Sülük işini biz 80’li yıllara kadar dedemin öğrettiği şekilde onun yaptığı kuyuda sürdürmeye çalıştık. Dedem 1930 yılında İdmanocağı’nın lisanslı madalyalı ilk Grekoromen Güreşçisiydi.. 1932 yılında takım kaptanı olarak İstanbul’da bölgeler arasında düzenlenen şampiyonada takım olarak birinci olup altın madalyanın sahibi olmuş ve güreşciliğini 1940’lı yıllara kadar sürdürmüştür. Bu arada ticarete de devam eden dedem Celal Kandaz Samsun’a mal almaya giderken Ordu Bolaman’da konakladığı bir sırada yanına gelen o bölgenin halkı ‘burada bir Rum Pehlivan var bizi her defasında yeniyor onunla güreşir misin?’ demişler. O da kabul etmiş Rum Pehlivanı yenerek o bölgede sevilen sayılan bir Pehlivan olmuş. Bunu yıllar sonra 1983’te ben askere giderken Ordu Bolaman’da kendi aracımızın üstünde Sülükçüoğlu Koll.Şti.yazıyordu, bizi durdurarak bu bölgedeki insanların Dedemin Rum Pehlivanı yendiğini bize anlatarak birebir yaşamışlığım var. Bu bize büyük gurur vermişti... 1945 ikinci dünya savaşında savaştan kaçan Alman uçağının pilotu yaralı halde uçağını Pazarkapı açıklarına denize indirmeye çalışmış. O zamanın kollu kuvvetli insanı olan Pehlivan Dedem Celal Kandaz arkadaşlarıyla denize atlayarak alman uçağını ve pilotunu tamamen insanüstü bir güçle karaya çekmeyi başarmışlar. Dedem 1969’da vefat etti.
 
Temel Kandaz Pazarkapı Ve Köşk
 
Babam Temel Kandaz 1932’de Pazarkapı’daki evimizde dünyaya gelmiş. Babasından öğrendiği güreş tekniğiyle kendisi de Grekoromen stilini seçmiş, Trabzon İdmanyurdu’nda güreşe başlamış. 1952’de askere gittiğinde sporcu olarak güreş takımı yaptıklarında seçmelere katılmış.
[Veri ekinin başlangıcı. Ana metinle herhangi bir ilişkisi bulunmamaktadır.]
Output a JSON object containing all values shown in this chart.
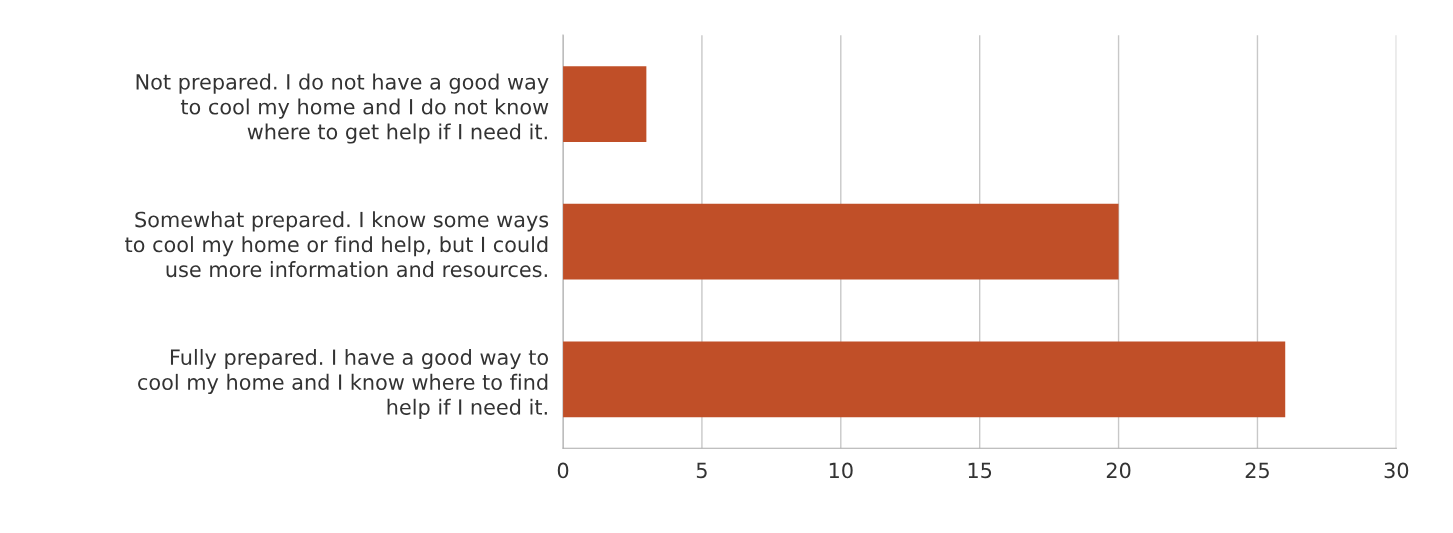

Denizgücü Güreş takımında hocası ve aynı zamanda arkadaşı olan zamanın Olimpiyat ve Dünya Şampiyonu efsane güreşci Yaşar Doğu ile çalışmalara başlamış. O dönemler 36 ay gibi uzun askerlik dönemi onun için bir şans olmuş ve Yaşar Doğu ile uzun süre çalışma imkanı bulmuş. Ordulararası şampiyonada Temel Kandaz da şampiyon olmuş altın madalyayı göğsüne takmış. Fotoğrafta ayakta duran önünde Denizgücü yazan efsane güreşcimiz Yaşar Doğu ve önünde oturan Bahriyeli kıyafetiyle babam Temel Kandaz’dır.


 
Pop ve futbol güreşi yendi!
 
İşte bugüne bakarsak sadece sporun futbol olduğunu sanan yeni nesil geçmişte futbolun da önünde olan ata sporumuz güreşi ve bu güreşe emek vermiş güreşcilerimizi bilmezler tanımazlar. Yeni nesile de bu önemli spora gönül vermiş şampiyonları da tanıtmak sizin işiniz. Son 30 yıldır pop ve futbol Güreşi unutturdu.


 
Valilerin Kapı Komşusu
 
1959 yılından beri Soğuksu’daki evimizde en yakın komşumuz Vefa Poyraz’dan beri Trabzon valileri olmuştur. Bunu da özellikle söylüyorum Valilerimizin tek kapı komşusu olma durumumuz halen daha devam etmektedir. Bugüne kadar Trabzon’a gelen bütün valilerle de ailece tanışma ve görüşme fırsatımız olmuştur. Çünkü vali beylerin bizden başka kapı komşusu olmadı.


 
Baban İçin Oyum Senin
 
Trabzonspor Divan Kuruluna Şükrü Kuleyin’in başkanlığında aday olmuştuk. Ahmet Celal Ataman amcayı oyunu istemeye İş Bankası Lokali’nde ziyarete gitmiştim. Kendisinden oy isteyecektim. Bana şöyle bir baktı ‘oğlum’ dedi, ‘babanın bende çok büyük hatırı var’ diyerek o mesajı vermişti.
 
1970’lerin Tarihi Fotoğrafı
 

Sizinle babamın en yakın dostlarının hiçbir yerde yayınlanmamış fotoğrafını paylaşacağım. Soldan ayakta önde Necmettin Mert, arkada duran ayakta gözlüklü Dr.Sami Kandaz, yanında ki Dr.Fethi Kocabaş, yanındaki şapkalı Dr. Gürbüz Kayaalp onun yanındaki Avukat Yusuf Kuvvet yaprakların arkasında kalan Avukat Orhan Çobanoğlu, onun yanında 50’li yaşlarda Durukal Çulha. Önde oturan babam Temel Kandaz ve yanındaki Avukat Nihat Kaynar. Soğuksu’daki evimizin bahçesindeler.